L’opposition politique ivoirienne a dénoncé mardi des « dérives dictatoriales » du pouvoir après l’annonce d’un mandat d’arrêt contre Guillaume Soro et la répression qui s’est abattue contre ses partisans.

La plateforme Coalition pour la démocratie, la réconciliation et la paix (CDRP), emmenée par l’ex-président Henri Konan Bédié, « s’insurge contre ces dérives dictatoriales répétées du régime RHDP-Unifié (le parti au pouvoir), contraires aux principes élémentaires de la démocratie et de l’Etat de droit », selon un communiqué transmis à l’AFP.

L’ex-chef de la rébellion et candidat d’opposition à la présidentielle de 2020, Guillaume Soro, a annulé son retour prévu en Côte d’Ivoire lundi. Un mandat d’arrêt international a été émis contre lui le même jour par la justice ivoirienne pour « attentat à la sûreté de l’Etat » et « détournement de deniers publics ».

La CDRP se dit « surprise » de ces accusation contre l’ex-président de l’Assemblée nationale, « concomitantes à une autorisation régulière de retour au pays d’un citoyen contre lequel aucune charge n’avait été préalablement retenue ».

Selon une autre déclaration émanant de groupes parlementaires d’opposition, dont le parti démocratique de Côte d’Ivoire (PDCI) de M. Bédié, Guillaume Soro, toujours député, se trouve désormais contraint à « un exil forcé ».

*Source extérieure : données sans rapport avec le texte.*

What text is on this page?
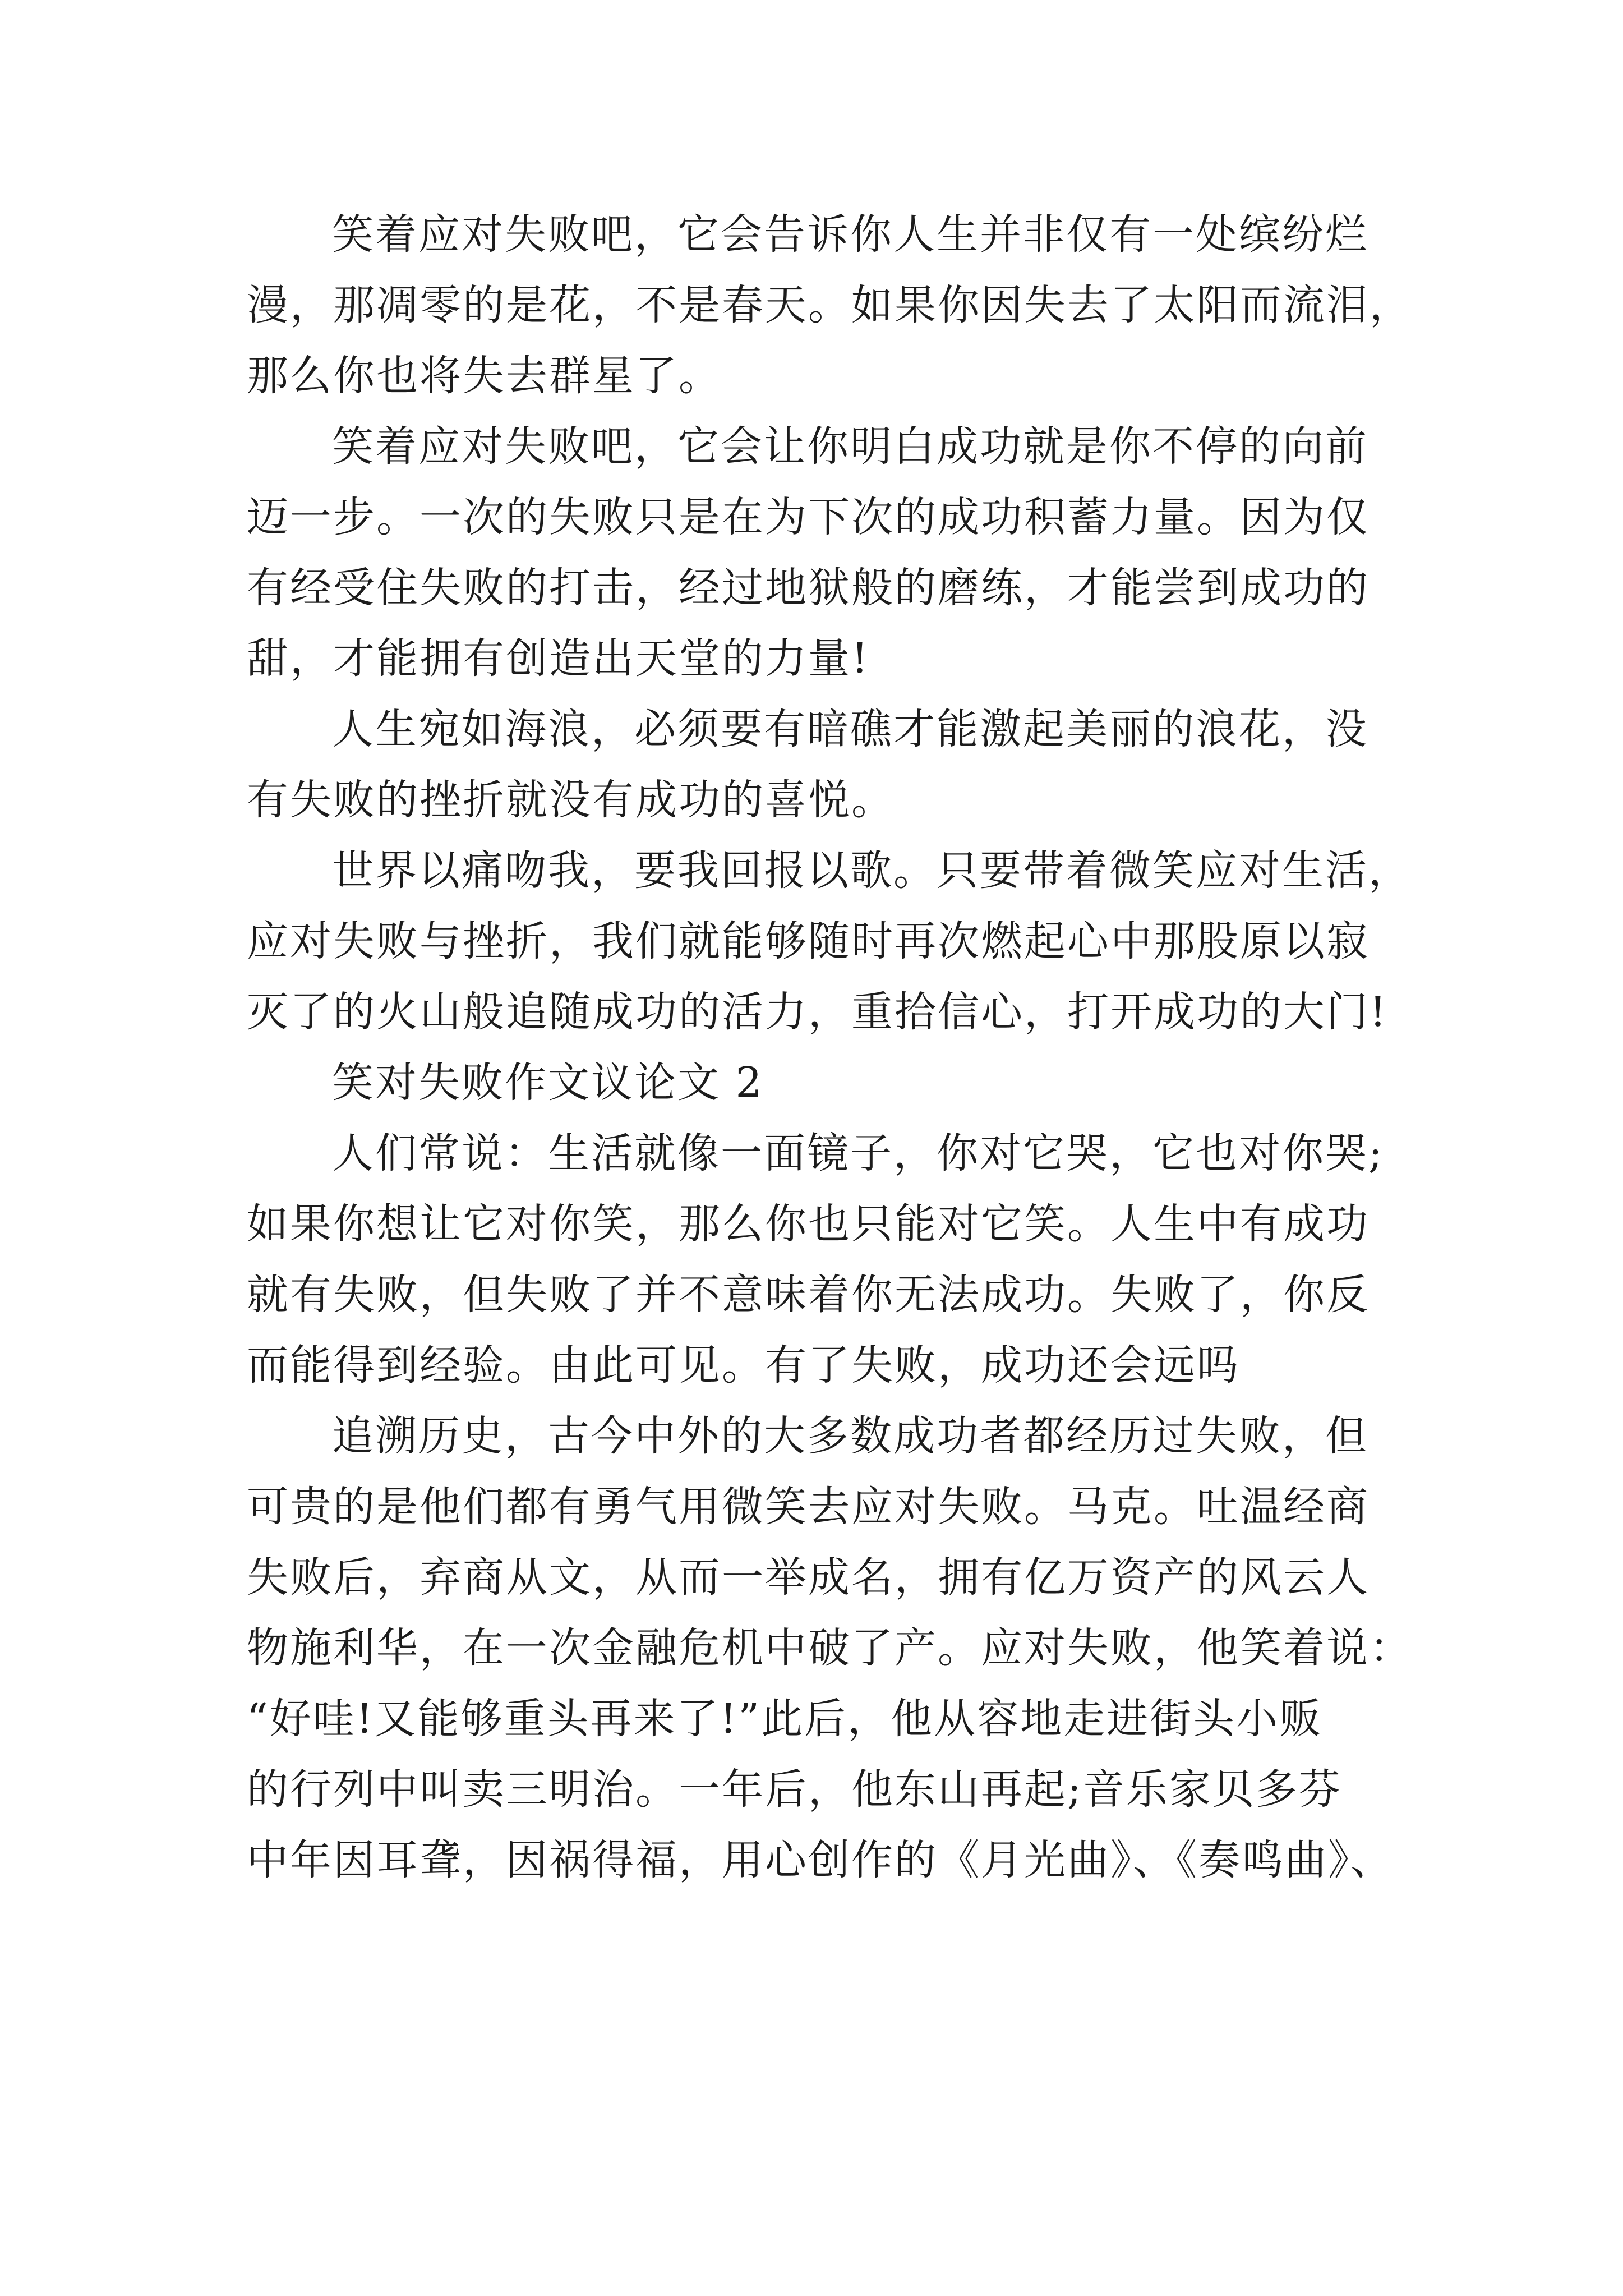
笑着应对失败吧，它会告诉你人生并非仅有一处缤纷烂
漫，那凋零的是花，不是春天。如果你因失去了太阳而流泪，
那么你也将失去群星了。
笑着应对失败吧，它会让你明白成功就是你不停的向前
迈一步。一次的失败只是在为下次的成功积蓄力量。因为仅
有经受住失败的打击，经过地狱般的磨练，才能尝到成功的
甜，才能拥有创造出天堂的力量!
人生宛如海浪，必须要有暗礁才能激起美丽的浪花，没
有失败的挫折就没有成功的喜悦。
世界以痛吻我，要我回报以歌。只要带着微笑应对生活，
应对失败与挫折，我们就能够随时再次燃起心中那股原以寂
灭了的火山般追随成功的活力，重拾信心，打开成功的大门!
笑对失败作文议论文 2
人们常说：生活就像一面镜子，你对它哭，它也对你哭;
如果你想让它对你笑，那么你也只能对它笑。人生中有成功
就有失败，但失败了并不意味着你无法成功。失败了，你反
而能得到经验。由此可见。有了失败，成功还会远吗
追溯历史，古今中外的大多数成功者都经历过失败，但
可贵的是他们都有勇气用微笑去应对失败。马克。吐温经商
失败后，弃商从文，从而一举成名，拥有亿万资产的风云人
物施利华，在一次金融危机中破了产。应对失败，他笑着说：
“好哇!又能够重头再来了!”此后，他从容地走进街头小贩
的行列中叫卖三明治。一年后，他东山再起;音乐家贝多芬
中年因耳聋，因祸得福，用心创作的《月光曲》、《奏鸣曲》、
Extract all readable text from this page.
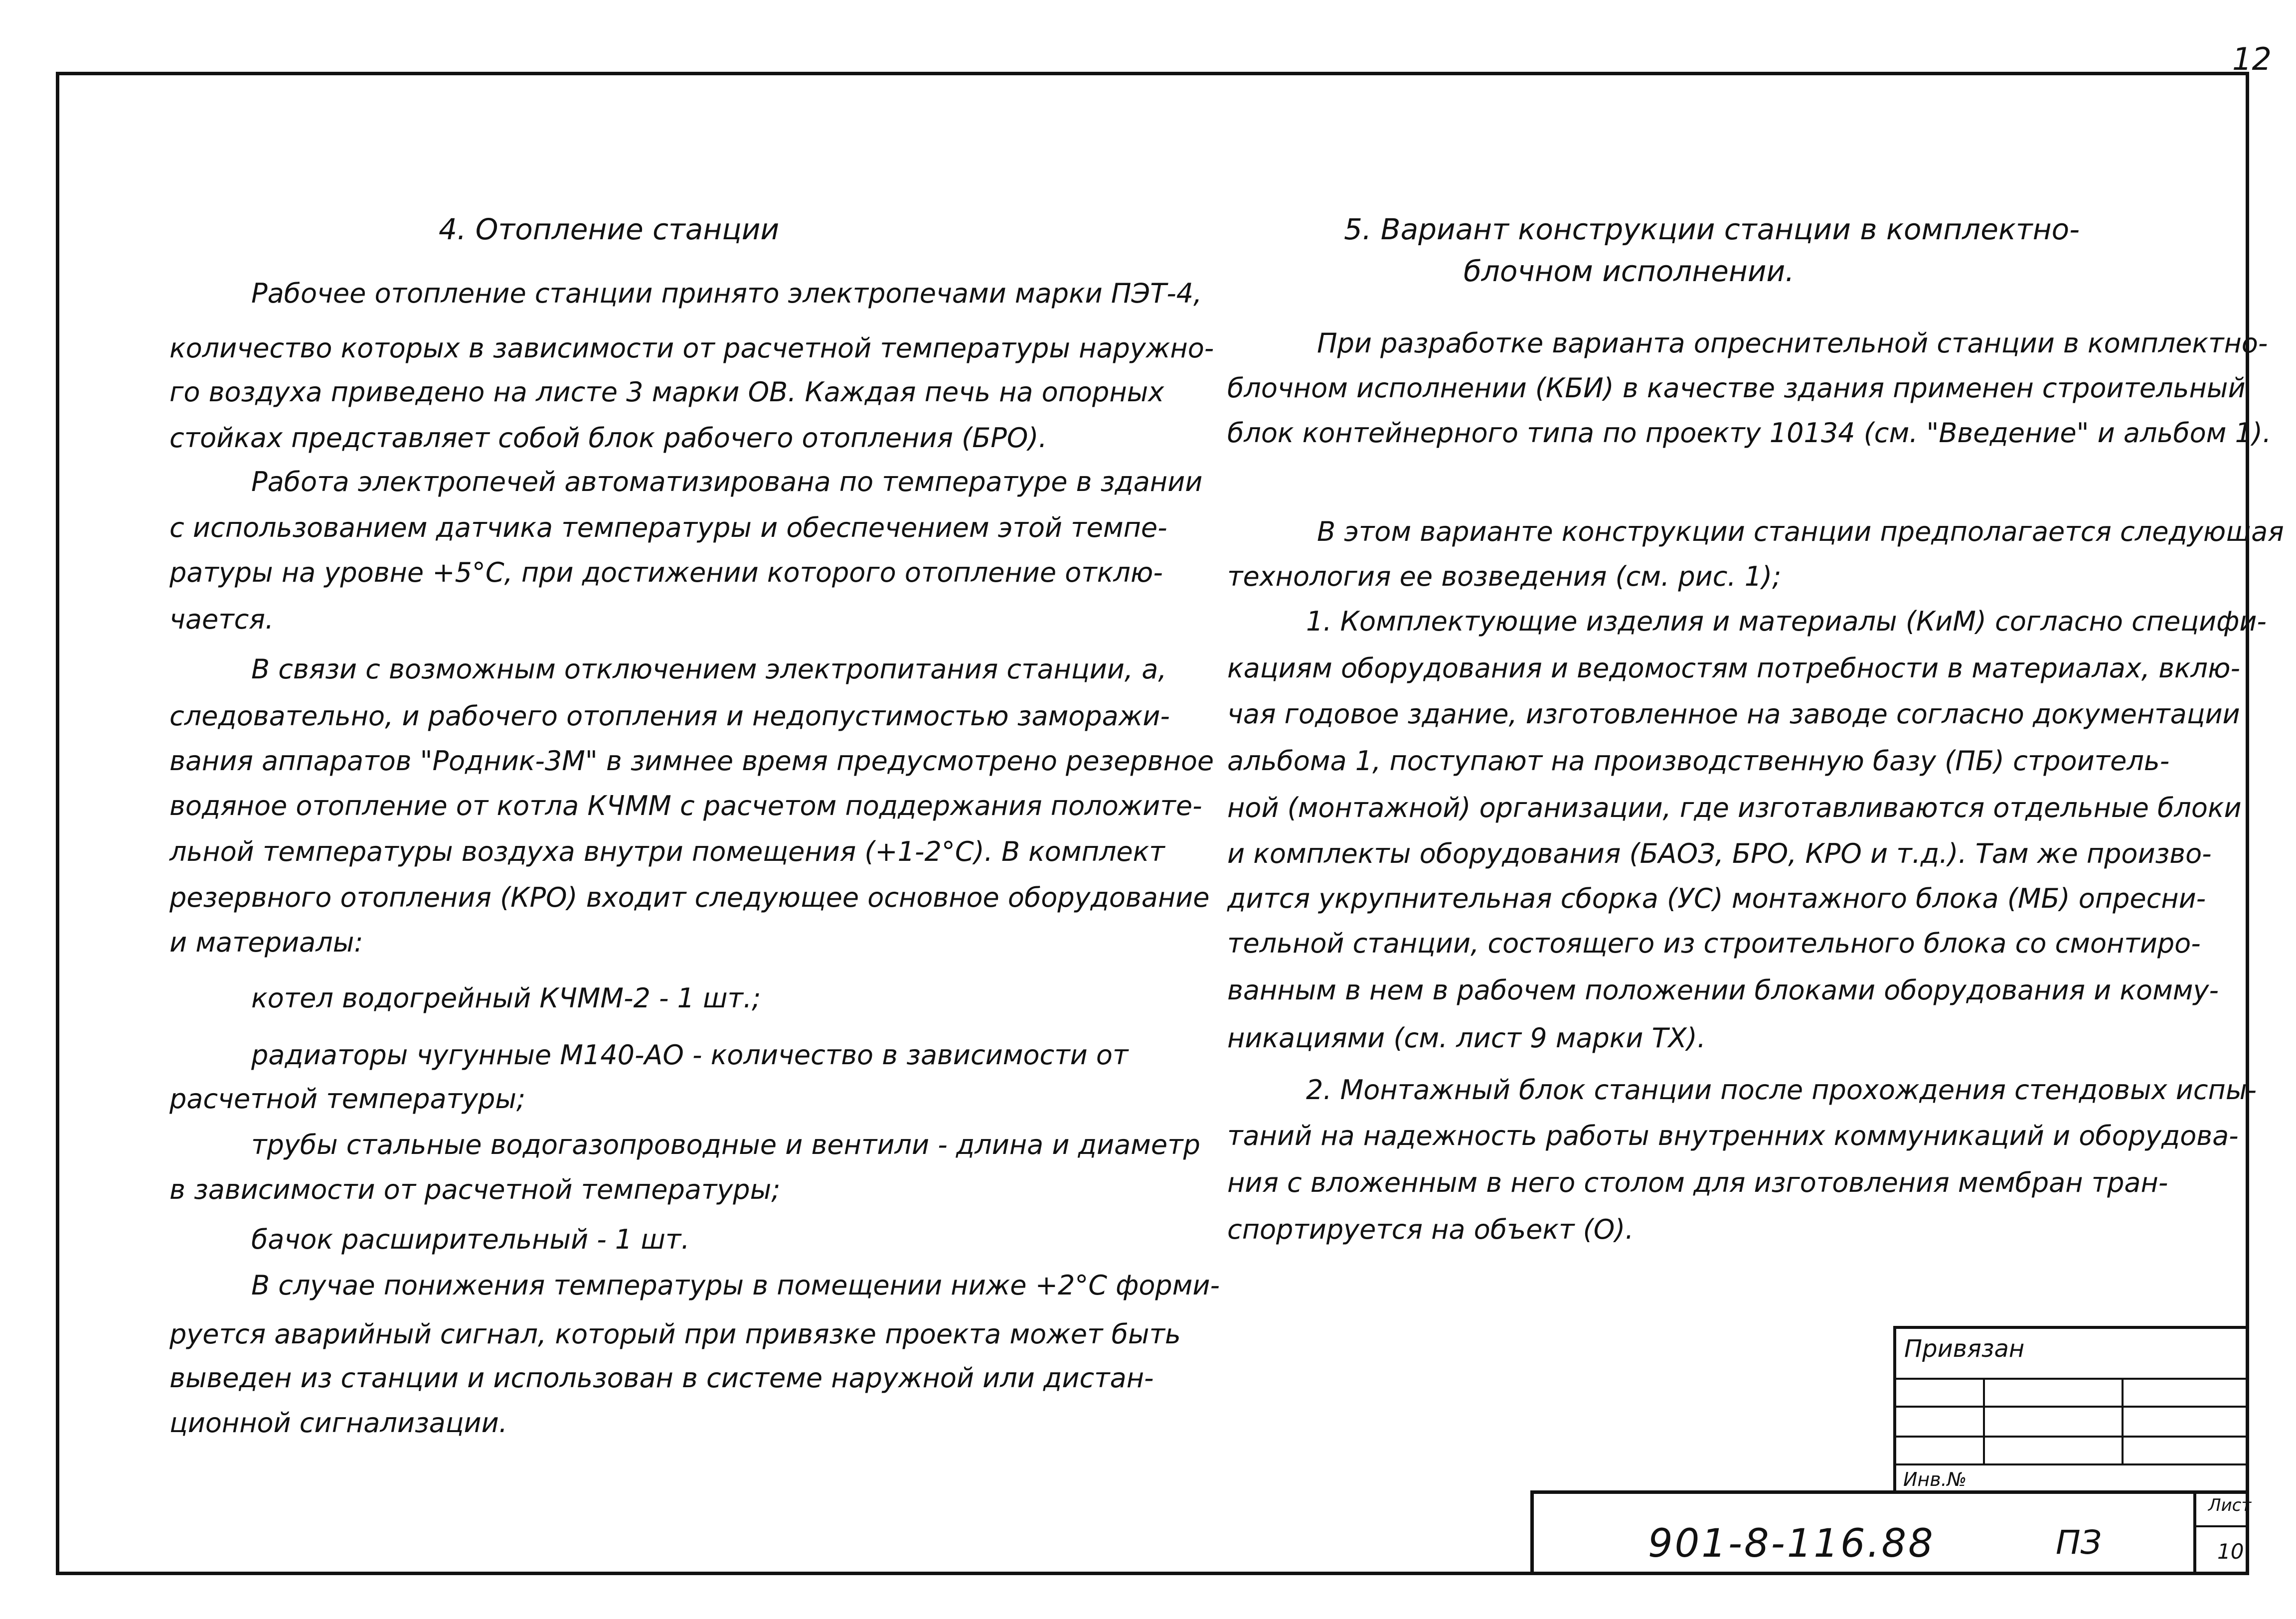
12
4. Отопление станции
Рабочее отопление станции принято электропечами марки ПЭТ-4,
количество которых в зависимости от расчетной температуры наружно-
го воздуха приведено на листе 3 марки ОВ. Каждая печь на опорных
стойках представляет собой блок рабочего отопления (БРО).
Работа электропечей автоматизирована по температуре в здании
с использованием датчика температуры и обеспечением этой темпе-
ратуры на уровне +5°С, при достижении которого отопление отклю-
чается.
В связи с возможным отключением электропитания станции, а,
следовательно, и рабочего отопления и недопустимостью заморажи-
вания аппаратов "Родник-3М" в зимнее время предусмотрено резервное
водяное отопление от котла КЧММ с расчетом поддержания положите-
льной температуры воздуха внутри помещения (+1-2°С). В комплект
резервного отопления (КРО) входит следующее основное оборудование
и материалы:
котел водогрейный КЧММ-2 - 1 шт.;
радиаторы чугунные М140-АО - количество в зависимости от
расчетной температуры;
трубы стальные водогазопроводные и вентили - длина и диаметр
в зависимости от расчетной температуры;
бачок расширительный - 1 шт.
В случае понижения температуры в помещении ниже +2°С форми-
руется аварийный сигнал, который при привязке проекта может быть
выведен из станции и использован в системе наружной или дистан-
ционной сигнализации.
5. Вариант конструкции станции в комплектно-
блочном исполнении.
При разработке варианта опреснительной станции в комплектно-
блочном исполнении (КБИ) в качестве здания применен строительный
блок контейнерного типа по проекту 10134 (см. "Введение" и альбом 1).
В этом варианте конструкции станции предполагается следующая
технология ее возведения (см. рис. 1);
1. Комплектующие изделия и материалы (КиМ) согласно специфи-
кациям оборудования и ведомостям потребности в материалах, вклю-
чая годовое здание, изготовленное на заводе согласно документации
альбома 1, поступают на производственную базу (ПБ) строитель-
ной (монтажной) организации, где изготавливаются отдельные блоки
и комплекты оборудования (БАОЗ, БРО, КРО и т.д.). Там же произво-
дится укрупнительная сборка (УС) монтажного блока (МБ) опресни-
тельной станции, состоящего из строительного блока со смонтиро-
ванным в нем в рабочем положении блоками оборудования и комму-
никациями (см. лист 9 марки ТХ).
2. Монтажный блок станции после прохождения стендовых испы-
таний на надежность работы внутренних коммуникаций и оборудова-
ния с вложенным в него столом для изготовления мембран тран-
спортируется на объект (О).
Привязан
Инв.№
901-8-116.88	ПЗ
Лист
10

Les groupes parlementaires dénoncent l’arrestation de cinq députés pro-Soro, condamnant « cette énième violation de l’immunité parlementaire des députés en Côte d’Ivoire ». Ils « exigent » leur « libération sans condition et l’arrêt immédiat des poursuites ».

Par ailleurs, le Mouvement ivoirien des droits humains (MIDH) a déploré dans un communiqué que l' »espace démocratique est en train de se rétrécir gravement en Côte d’ivoire à moins d’un an de l’élection présidentielle », notant l’interdiction à deux reprises d’un meeting de l’opposition, les 14 et 21 décembre, et les mesures prises par le pouvoir à l’encontre de Guillaume Soro et de ses partisans.

Le MIDH se dit « préoccupé par cette situation qui fait planer des risques de violence », et « condamne avec fermeté toutes les violations des libertés publiques et des droits humains », selon son président Yacouba Doumbia, cité dans le communiqué.

Dix ans après la crise post-électorale de 2010-2011 qui a fait 3.000 morts en Côte d’Ivoire, la prochaine présidentielle d’octobre 2020 s’annonce tendue. Les élections municipales et régionales de 2018 avaient été marquées par de nombreuses violences et des fraudes.